ムキになって洗濯物に集中するルキアの姿に一護は目元を緩める。
(なんかアライグマみてぇだな…)
ちょこまかと一生懸命洗い物をしている様子が微笑ましい。
しばらくの間、それを眺めながら無言で手を進めていた一護だったが、ルキアが余りにも洗い物に集中しているので次第につまらなくなってきた。
「で、檜佐木さんだけどさ」
こちらに注意を喚起すべく話しかけると、また見事に手が止まり視線がこちらに向く。
思惑通りのルキアの反応に、注意する事すら忘れて一護は噴出した。
「なっ…!?」
突然笑われたルキアは顔を赤くして眉を吊り上げる。
「何を笑うか!失礼だぞ!」
「いやっ…悪ぃ…ちょっとツボに入った…!」
笑いを堪えながらも、一護はどうしてこんなに可笑しいのか自分でもよくわからなかった。
そう、まだ一護にはわからない。
沸き起こる感情が、
可笑しいからなのか、
嬉しいからなのかのか、
愛しいからなのか。
「まったく、なんなのだ…。結局、檜佐木さんがどうしたというのだ!」
ルキアは不貞腐れて、濡れたリネンを振り回す。
「おわ!冷てぇな!絞ってから叩けよ!」
飛び散った飛沫に抗議の声をあげながらも「大事なお役目とられて可哀相だなって話だよ」と律儀に応える。
「お役目?」
やはり意味のわからないルキアは濡れ物を振り回すのをやめて、首を傾げる。
「檜佐木さんは奥様一筋でこの年まで来たって言ったろ?正味な話、奥様命なんだよ」
「…だから?」
「わかんねぇかなー。今まではさ、公式な場でのエスコートは檜佐木さんの役目だったんだよ。奥様がパートナーを作らないからな。

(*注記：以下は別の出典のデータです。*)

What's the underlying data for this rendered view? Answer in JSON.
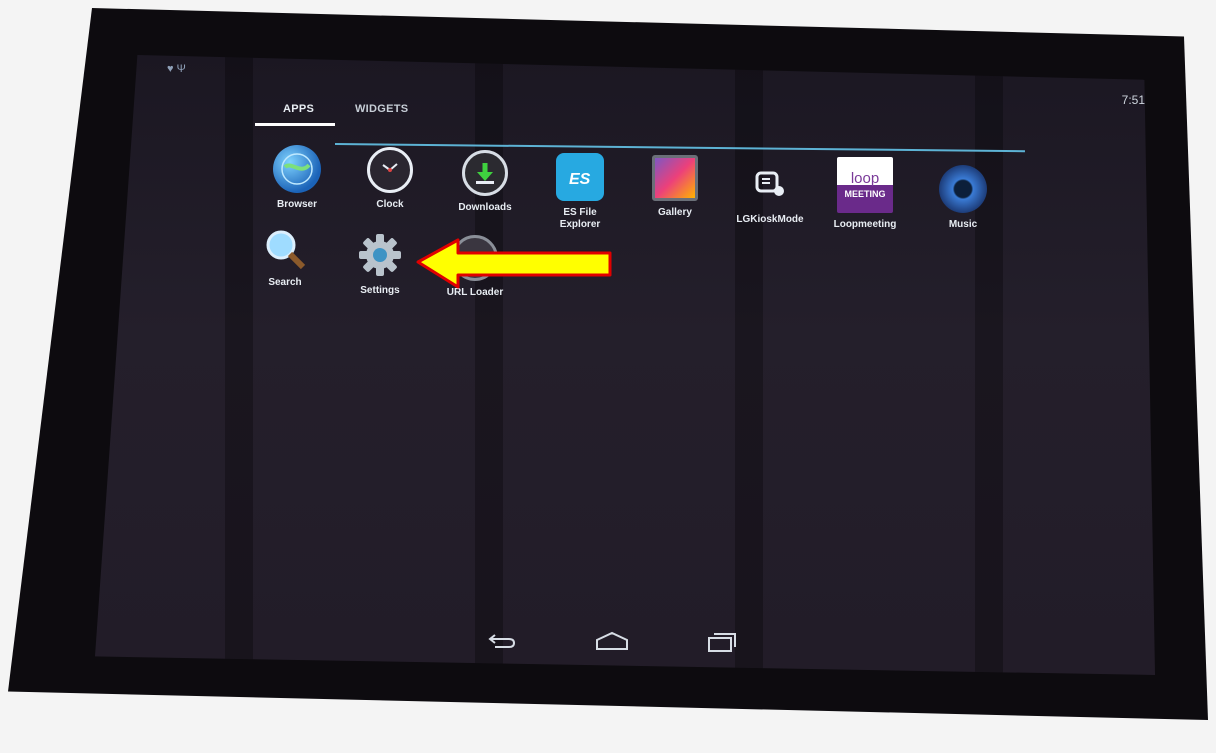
{
  "status": {
    "left_icons": "♥ Ψ",
    "time": "7:51"
  },
  "tabs": {
    "apps": "APPS",
    "widgets": "WIDGETS"
  },
  "apps": [
    {
      "label": "Browser",
      "icon": "globe-icon"
    },
    {
      "label": "Clock",
      "icon": "clock-icon"
    },
    {
      "label": "Downloads",
      "icon": "download-icon"
    },
    {
      "label": "ES File Explorer",
      "icon": "folder-icon"
    },
    {
      "label": "Gallery",
      "icon": "gallery-icon"
    },
    {
      "label": "LGKioskMode",
      "icon": "kiosk-icon"
    },
    {
      "label": "Loopmeeting",
      "icon": "loopmeeting-icon",
      "logo_text": "loop",
      "logo_subtext": "MEETING"
    },
    {
      "label": "Music",
      "icon": "music-icon"
    },
    {
      "label": "Search",
      "icon": "search-icon"
    },
    {
      "label": "Settings",
      "icon": "gear-icon"
    },
    {
      "label": "URL Loader",
      "icon": "url-loader-icon"
    }
  ],
  "nav": {
    "back": "back-icon",
    "home": "home-icon",
    "recents": "recents-icon"
  },
  "colors": {
    "accent": "#5db3d5",
    "arrow_fill": "#ffff00",
    "arrow_stroke": "#e00000"
  }
}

けど坊ちゃんが成長して然るべき年齢になってエスコートできるようになったらその役どころは交代だろ」
「成程…」
あの美しい女性が最も美しく輝く夜会への登場の瞬間を最も近くで見つめられる位置。
それを手放せば、もうその背中しか見ることはできない。
(背中…か)
ルキアの胸が少し痛む。
「今回の旅行も…まぁ、今まで複雑だった分、坊ちゃんと仲良くなっていくのは嬉しいだろうけど、…やっぱどっか寂しいんじゃねぇか」
わかんねえけど、と括りながら最後の一枚を絞り、籠へと投げた。
「…檜佐木さんは…奥様を…その、…そういう風に、…好き、なのか?」
腑に落ちずルキアは手のリネンを握り締める。
思いがけないルキアの質問に一護は言葉に詰まった。